On Behalf of | May 22, 2021 | Workers' Compensation

Workers do need to understand that all falls are dangerous. A fall on a level surface — i.e., with no distance traveled at all, such as in a slip-and-fall accident — can lead to serious injuries. They just get more serious the higher a person is when they fall. 

When you reach significant heights, though, the odds of surviving such a fall become virtually non-existent. This is why fall-prevention equipment is so important when working at these heights. 

Your odds of survival definitely diminish at greater heights

Researchers have studied these falls to see when a fatality is all but guaranteed. In a study that looked at 287 different falls, it was determined that a 100-foot fall was unsurvivable. This is about eight stories of a modern building. 

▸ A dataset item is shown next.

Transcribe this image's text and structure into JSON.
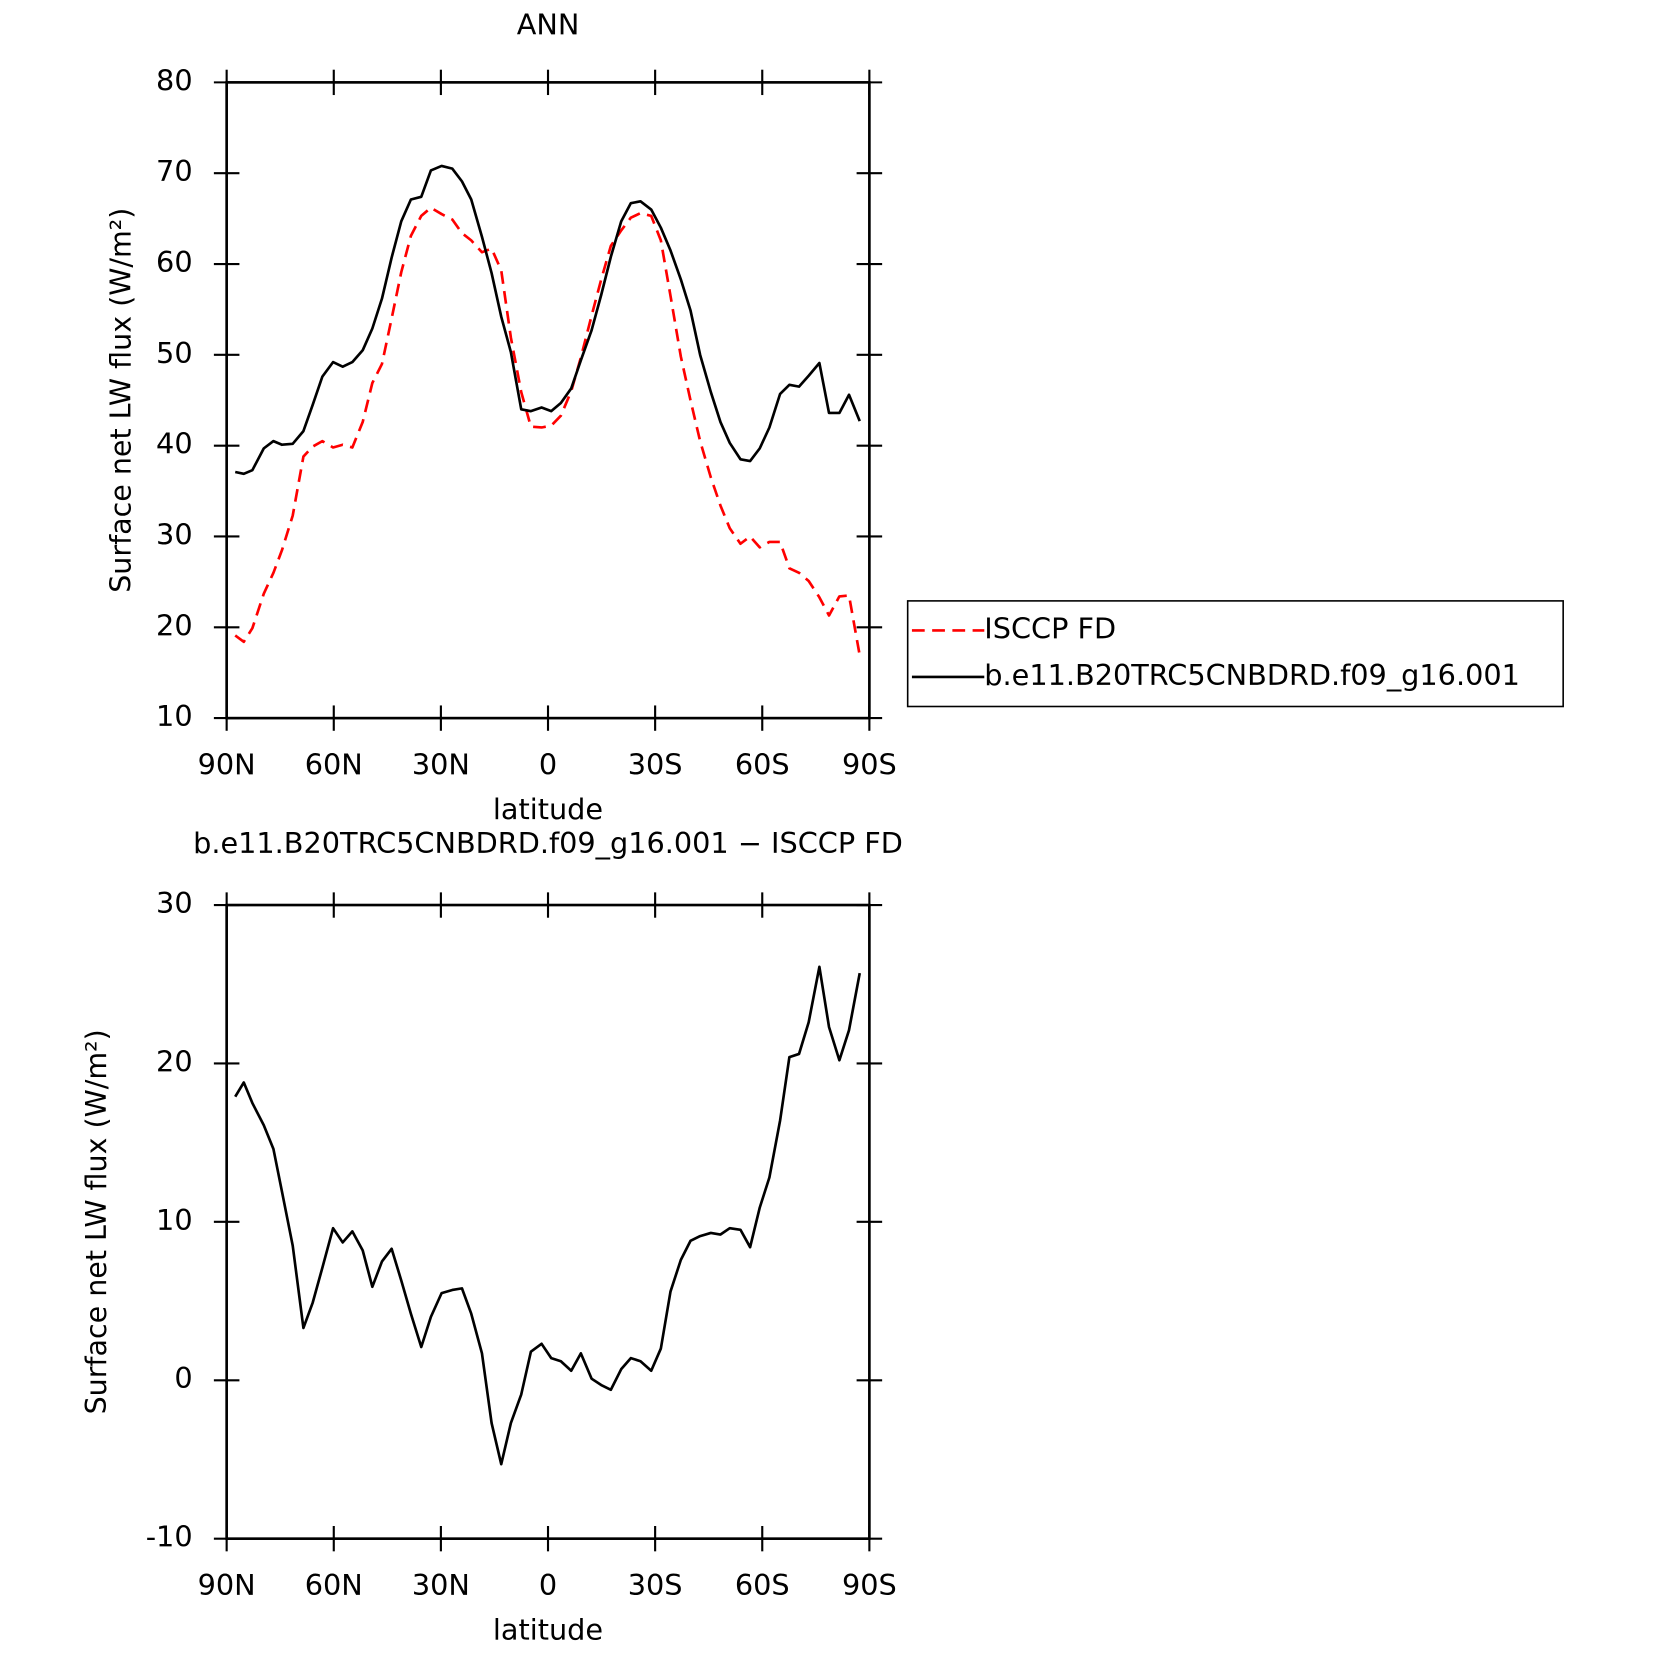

But is anything actually 100%? The researchers also found the case of a rock climber who allowed her rope to pass through her harness at the top of a 300-foot route. She fell off of the route and all the way to the ground, bouncing after about 200 feet and coming to rest on rock 100 feet beyond that. She was definitely injured, but she lived. 

What to do if you’ve been injured in a fall at work

These types of studies help to show how there are always outliers and you can never assume anything about workplace accidents. However, they also show how severe injuries can be even for those who do survive. If you work at heights, you need to understand the risks and your rights to workers’ comp if you’re injured in a fall.